Diagnosis Of Keratoconus Using Optical Coherence Tomography And Machine Learning Algorithms
Published 2023 - 41st Congress of the ESCRS
Reference: FP18.03 | Type: Free paper | DOI: 10.82333/vkdt-8b69
Authors: Fernando Ly Yang* 1 , Carlos Oribio Quinto 1 , Veronica Gomez Calleja 1 , Javier Garcia Bella 1
1Hospital clinico San Carlos,madrid,Spain
Purpose
To classify with machine learning models into four categories: normal, keratoconus in its fruste form, incipient keratoconus, moderate-advanced keratoconus.
Setting
A public database of 3162 patients in total was used, of which 264 belonged to the healthy group, 2595 to the fruste keratoconus group, 221 to the incipient keratoconus group and 82 to the moderate-advanced keratoconus group
Methods
All 3162 patients underwent optical coherence tomography SS-1000 CASIA OCT Imaging Systems (Tomey, Japan). The database included all topographic, pachymetric, anterior chamber, aberrometric data from 1 to 8 millimeters in total 448 variables. To train and evaluate all the classification models, the 448 variables of the 3162 patients were divided into 80% for the training part and the remaining 20% for the test part.
Results
Results: The classification machine learning models that exceeded 90% overall accuracy are presented.

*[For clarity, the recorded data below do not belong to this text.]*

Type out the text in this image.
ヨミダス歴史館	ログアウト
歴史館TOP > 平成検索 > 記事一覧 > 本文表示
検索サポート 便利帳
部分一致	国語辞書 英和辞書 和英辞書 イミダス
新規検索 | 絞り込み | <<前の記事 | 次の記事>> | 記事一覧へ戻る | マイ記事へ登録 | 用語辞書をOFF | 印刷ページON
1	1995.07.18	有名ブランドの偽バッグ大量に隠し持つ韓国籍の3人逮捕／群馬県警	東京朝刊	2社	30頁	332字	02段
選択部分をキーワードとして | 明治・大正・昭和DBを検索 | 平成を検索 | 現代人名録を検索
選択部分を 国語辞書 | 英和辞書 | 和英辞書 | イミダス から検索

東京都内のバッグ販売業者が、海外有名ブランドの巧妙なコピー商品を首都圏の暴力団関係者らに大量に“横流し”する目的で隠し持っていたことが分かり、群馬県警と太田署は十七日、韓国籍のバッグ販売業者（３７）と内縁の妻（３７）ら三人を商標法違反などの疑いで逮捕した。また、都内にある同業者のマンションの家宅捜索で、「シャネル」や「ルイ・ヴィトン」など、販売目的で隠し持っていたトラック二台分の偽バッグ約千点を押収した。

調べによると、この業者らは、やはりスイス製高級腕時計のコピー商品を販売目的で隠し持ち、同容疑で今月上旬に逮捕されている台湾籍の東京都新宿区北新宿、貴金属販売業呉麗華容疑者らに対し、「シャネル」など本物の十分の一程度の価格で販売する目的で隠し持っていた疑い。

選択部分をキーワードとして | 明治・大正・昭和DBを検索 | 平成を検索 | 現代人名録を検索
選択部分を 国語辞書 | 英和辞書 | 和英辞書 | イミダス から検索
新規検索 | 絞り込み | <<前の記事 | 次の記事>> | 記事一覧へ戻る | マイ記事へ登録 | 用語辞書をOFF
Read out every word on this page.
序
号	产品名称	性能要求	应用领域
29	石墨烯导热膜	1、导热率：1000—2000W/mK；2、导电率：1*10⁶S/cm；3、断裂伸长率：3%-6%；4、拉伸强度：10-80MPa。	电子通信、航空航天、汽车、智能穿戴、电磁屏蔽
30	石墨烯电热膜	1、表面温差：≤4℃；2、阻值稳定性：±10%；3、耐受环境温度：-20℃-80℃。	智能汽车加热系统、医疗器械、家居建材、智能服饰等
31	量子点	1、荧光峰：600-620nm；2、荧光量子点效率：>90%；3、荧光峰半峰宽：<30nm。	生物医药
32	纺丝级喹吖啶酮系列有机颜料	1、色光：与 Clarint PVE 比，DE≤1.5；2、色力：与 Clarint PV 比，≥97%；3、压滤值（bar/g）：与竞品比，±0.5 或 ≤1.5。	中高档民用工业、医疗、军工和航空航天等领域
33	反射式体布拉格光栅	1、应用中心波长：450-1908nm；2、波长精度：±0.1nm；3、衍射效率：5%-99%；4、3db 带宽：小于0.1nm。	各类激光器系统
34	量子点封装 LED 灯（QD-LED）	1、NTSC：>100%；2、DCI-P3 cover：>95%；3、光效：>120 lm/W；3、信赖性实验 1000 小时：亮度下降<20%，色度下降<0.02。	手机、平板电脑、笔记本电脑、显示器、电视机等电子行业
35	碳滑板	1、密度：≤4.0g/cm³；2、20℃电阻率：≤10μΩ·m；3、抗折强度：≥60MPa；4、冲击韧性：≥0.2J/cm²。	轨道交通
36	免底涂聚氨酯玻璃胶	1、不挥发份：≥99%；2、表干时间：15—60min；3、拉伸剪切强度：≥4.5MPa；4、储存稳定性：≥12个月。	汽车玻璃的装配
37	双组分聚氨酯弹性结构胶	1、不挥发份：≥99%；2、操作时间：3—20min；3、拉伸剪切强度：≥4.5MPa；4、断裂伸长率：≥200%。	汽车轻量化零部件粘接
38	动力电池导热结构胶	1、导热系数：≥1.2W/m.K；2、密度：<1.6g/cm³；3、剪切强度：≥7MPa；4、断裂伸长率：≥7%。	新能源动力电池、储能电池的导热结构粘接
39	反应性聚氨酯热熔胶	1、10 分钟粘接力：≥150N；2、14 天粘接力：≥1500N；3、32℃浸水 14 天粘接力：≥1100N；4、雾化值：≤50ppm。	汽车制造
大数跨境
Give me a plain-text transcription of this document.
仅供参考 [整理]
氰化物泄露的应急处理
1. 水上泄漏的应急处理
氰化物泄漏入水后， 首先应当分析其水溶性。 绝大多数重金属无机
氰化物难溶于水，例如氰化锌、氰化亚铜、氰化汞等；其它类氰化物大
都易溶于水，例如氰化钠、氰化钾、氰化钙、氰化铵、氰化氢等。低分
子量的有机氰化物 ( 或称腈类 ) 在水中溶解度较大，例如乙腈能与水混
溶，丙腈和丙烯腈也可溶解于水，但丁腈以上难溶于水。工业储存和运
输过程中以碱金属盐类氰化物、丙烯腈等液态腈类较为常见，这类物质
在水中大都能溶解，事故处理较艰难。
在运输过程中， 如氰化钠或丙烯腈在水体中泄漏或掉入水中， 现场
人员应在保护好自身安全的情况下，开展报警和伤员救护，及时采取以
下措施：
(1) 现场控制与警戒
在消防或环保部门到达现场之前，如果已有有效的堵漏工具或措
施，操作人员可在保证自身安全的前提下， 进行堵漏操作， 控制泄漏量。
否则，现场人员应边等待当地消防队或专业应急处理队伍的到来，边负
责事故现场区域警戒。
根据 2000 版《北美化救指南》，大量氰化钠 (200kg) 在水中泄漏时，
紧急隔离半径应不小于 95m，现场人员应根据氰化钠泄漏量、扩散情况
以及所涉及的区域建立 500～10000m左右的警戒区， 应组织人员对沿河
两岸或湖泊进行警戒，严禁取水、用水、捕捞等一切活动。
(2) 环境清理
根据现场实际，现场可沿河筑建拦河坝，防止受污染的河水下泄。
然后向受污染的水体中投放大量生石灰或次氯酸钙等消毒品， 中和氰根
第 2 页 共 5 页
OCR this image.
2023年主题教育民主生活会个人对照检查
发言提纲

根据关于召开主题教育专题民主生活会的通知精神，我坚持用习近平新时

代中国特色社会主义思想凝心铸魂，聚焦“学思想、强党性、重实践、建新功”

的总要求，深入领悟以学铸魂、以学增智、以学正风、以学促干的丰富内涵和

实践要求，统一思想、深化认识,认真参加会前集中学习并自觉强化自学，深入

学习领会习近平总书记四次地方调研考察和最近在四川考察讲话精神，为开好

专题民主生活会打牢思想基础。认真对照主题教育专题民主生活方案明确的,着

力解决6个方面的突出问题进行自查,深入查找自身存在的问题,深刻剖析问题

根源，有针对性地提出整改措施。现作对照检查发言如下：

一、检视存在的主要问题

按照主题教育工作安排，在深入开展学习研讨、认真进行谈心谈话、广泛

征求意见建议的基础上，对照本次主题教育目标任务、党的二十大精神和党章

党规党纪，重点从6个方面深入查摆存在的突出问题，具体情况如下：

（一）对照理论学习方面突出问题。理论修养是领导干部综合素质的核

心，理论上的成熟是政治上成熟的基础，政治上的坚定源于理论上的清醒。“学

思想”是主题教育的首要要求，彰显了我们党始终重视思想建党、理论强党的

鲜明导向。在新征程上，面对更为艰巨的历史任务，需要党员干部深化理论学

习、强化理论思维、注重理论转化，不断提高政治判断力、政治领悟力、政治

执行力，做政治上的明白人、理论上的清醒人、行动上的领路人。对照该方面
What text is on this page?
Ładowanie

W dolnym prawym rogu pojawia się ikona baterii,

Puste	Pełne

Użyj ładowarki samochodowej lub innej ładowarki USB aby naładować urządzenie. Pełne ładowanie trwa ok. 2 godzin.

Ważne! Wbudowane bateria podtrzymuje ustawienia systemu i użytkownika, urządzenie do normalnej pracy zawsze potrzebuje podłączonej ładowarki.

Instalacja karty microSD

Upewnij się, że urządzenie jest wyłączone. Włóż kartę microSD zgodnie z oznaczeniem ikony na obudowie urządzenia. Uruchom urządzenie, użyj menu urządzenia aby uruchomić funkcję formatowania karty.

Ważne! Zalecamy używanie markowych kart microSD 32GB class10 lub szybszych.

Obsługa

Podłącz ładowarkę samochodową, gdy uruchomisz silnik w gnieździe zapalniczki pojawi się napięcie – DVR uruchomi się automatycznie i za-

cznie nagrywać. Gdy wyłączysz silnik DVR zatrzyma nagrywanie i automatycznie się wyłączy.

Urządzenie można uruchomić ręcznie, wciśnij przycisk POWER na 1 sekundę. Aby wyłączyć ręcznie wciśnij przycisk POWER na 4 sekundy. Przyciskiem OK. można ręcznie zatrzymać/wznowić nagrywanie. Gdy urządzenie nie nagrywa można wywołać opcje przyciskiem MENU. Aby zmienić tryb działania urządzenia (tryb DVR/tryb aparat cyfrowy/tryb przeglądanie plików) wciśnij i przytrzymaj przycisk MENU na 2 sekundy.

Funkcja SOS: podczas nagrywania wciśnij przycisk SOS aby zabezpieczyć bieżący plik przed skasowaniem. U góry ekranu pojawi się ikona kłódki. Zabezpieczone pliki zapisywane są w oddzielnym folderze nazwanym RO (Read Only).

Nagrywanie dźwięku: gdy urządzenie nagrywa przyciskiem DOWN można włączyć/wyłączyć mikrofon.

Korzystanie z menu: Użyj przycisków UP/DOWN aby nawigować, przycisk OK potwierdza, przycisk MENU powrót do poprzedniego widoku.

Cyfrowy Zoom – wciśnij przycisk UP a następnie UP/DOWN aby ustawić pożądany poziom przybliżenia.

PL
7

LGMB Classifier obtained 97% accuracy, XGB Classifier 96%, Logistic Regression 94%, Baggin Classifier 94%, SGD Classifier 93%, SVC 95%, Extra Trees Classifier 95%, Decision Tree Classifier 92%, Linear SVC 92%, Passive Aggressive Classifier 93%.
Conclusions
Conclusions: The main utility of these algorithms is the detection of keratoconus in its fruste form or incipient keratoconus in healthy patients and to be able to decide with greater certainty the possibility of performing refractive techniques of ablation of the corneal surface such as photorefractive keratectomy (PRK) or laser-assisted in situ keratomileusis (LASIK).